World population growth is now at its slowest pace since 1950. Just eight nations will account for half of the projected growth in population by 2050.
China's shrinking, ageing population is entering a world that nations such as Japan and Italy already inhabit. In fact, two-thirds of the world's people live in places where the fertility rates are below the "replacement rate" of 2.1 births per woman. As mortality rates decrease, it makes sense that fertility rates fall, too.
In China, it is also a rising standard of living and rising incomes that are leading to a decline in the birthrate. Many Chinese families say they would rather focus their resources on a small number of children -- often choosing to have only one child where they're legally allowed and politically encouraged to have more -- to give them a better start in life.
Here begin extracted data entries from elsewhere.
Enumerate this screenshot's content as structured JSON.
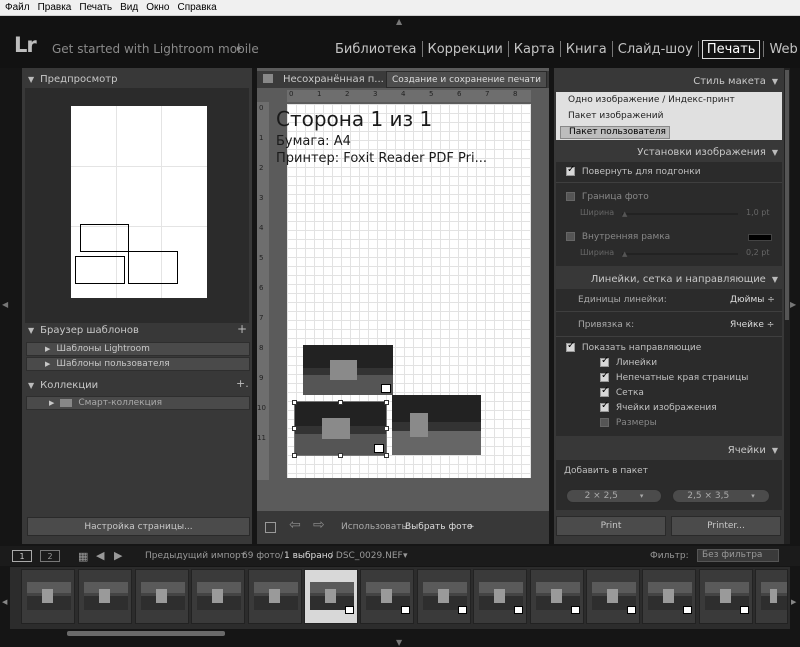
{
  "menu": [
    "Файл",
    "Правка",
    "Печать",
    "Вид",
    "Окно",
    "Справка"
  ],
  "topbar": {
    "logo": "Lr",
    "mobile_text": "Get started with Lightroom mobile",
    "mobile_arrow": "▸",
    "modules": [
      "Библиотека",
      "Коррекции",
      "Карта",
      "Книга",
      "Слайд-шоу",
      "Печать",
      "Web"
    ],
    "active_module": "Печать"
  },
  "left": {
    "preview_title": "Предпросмотр",
    "templates_title": "Браузер шаблонов",
    "templates_add": "+",
    "templates": [
      "Шаблоны Lightroom",
      "Шаблоны пользователя"
    ],
    "collections_title": "Коллекции",
    "collections_add": "+.",
    "collections": [
      "Смарт-коллекция"
    ],
    "page_setup_button": "Настройка страницы..."
  },
  "center": {
    "tab_unsaved": "Несохранённая п...",
    "tab_create": "Создание и сохранение печати",
    "page_title": "Сторона 1 из 1",
    "paper_line": "Бумага:  A4",
    "printer_line": "Принтер:  Foxit Reader PDF Pri...",
    "ruler_top": [
      "0",
      "1",
      "2",
      "3",
      "4",
      "5",
      "6",
      "7",
      "8"
    ],
    "ruler_left": [
      "0",
      "1",
      "2",
      "3",
      "4",
      "5",
      "6",
      "7",
      "8",
      "9",
      "10",
      "11"
    ],
    "use_label": "Использовать:",
    "use_value": "Выбрать фото",
    "use_arrow": "÷"
  },
  "right": {
    "layout_style_title": "Стиль макета",
    "layout_styles": [
      "Одно изображение / Индекс-принт",
      "Пакет изображений",
      "Пакет пользователя"
    ],
    "selected_layout_style": 2,
    "image_settings_title": "Установки изображения",
    "rotate_to_fit": "Повернуть для подгонки",
    "photo_border": "Граница фото",
    "width_label": "Ширина",
    "photo_border_value": "1,0 pt",
    "inner_stroke": "Внутренняя рамка",
    "inner_stroke_value": "0,2 pt",
    "rulers_title": "Линейки, сетка и направляющие",
    "ruler_units_label": "Единицы линейки:",
    "ruler_units_value": "Дюймы ÷",
    "snap_label": "Привязка к:",
    "snap_value": "Ячейке ÷",
    "show_guides": "Показать направляющие",
    "guides": [
      {
        "label": "Линейки",
        "checked": true
      },
      {
        "label": "Непечатные края страницы",
        "checked": true
      },
      {
        "label": "Сетка",
        "checked": true
      },
      {
        "label": "Ячейки изображения",
        "checked": true
      },
      {
        "label": "Размеры",
        "checked": false
      }
    ],
    "cells_title": "Ячейки",
    "add_to_package": "Добавить в пакет",
    "size_buttons": [
      "2 × 2,5",
      "2,5 × 3,5"
    ],
    "print_button": "Print",
    "printer_button": "Printer..."
  },
  "filmbar": {
    "view1": "1",
    "view2": "2",
    "source": "Предыдущий импорт",
    "count": "69 фото/",
    "selected": "1 выбрано",
    "file": "/ DSC_0029.NEF",
    "file_arrow": "▾",
    "filter_label": "Фильтр:",
    "filter_value": "Без фильтра"
  },
  "colors": {
    "panel_bg": "#383838",
    "center_bg": "#5b5b5b",
    "active_module_border": "#d9d9d9"
  }
}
India's fertility rate has fallen from 5.7 children per mother in 1950 to 2.2 births per woman today. So it is on the cusp of shifting into decline.
Often forgotten in this discussion is the effect of migration. A country with a shrinking population can quickly offset that effect by encouraging more workers to move there from abroad. Immigration is a dirty word in today's politics. But it can be a boon to an economy that is struggling under an "inverted pyramid" of population, with a bulging older demographic slice supported by a tinier young generation.
We should also reconsider how we measure economic success. Figures for gross domestic product rely so much on growth that they "praise" a country that concretes over its entire wilderness to populate it with cities and factories. Gross domestic happiness is forgotten.
The U.N. report calls on governments to strengthen pension and healthcare systems in response to these demographic changes, as well as to promote exercise and healthy ageing, and protect migrant rights.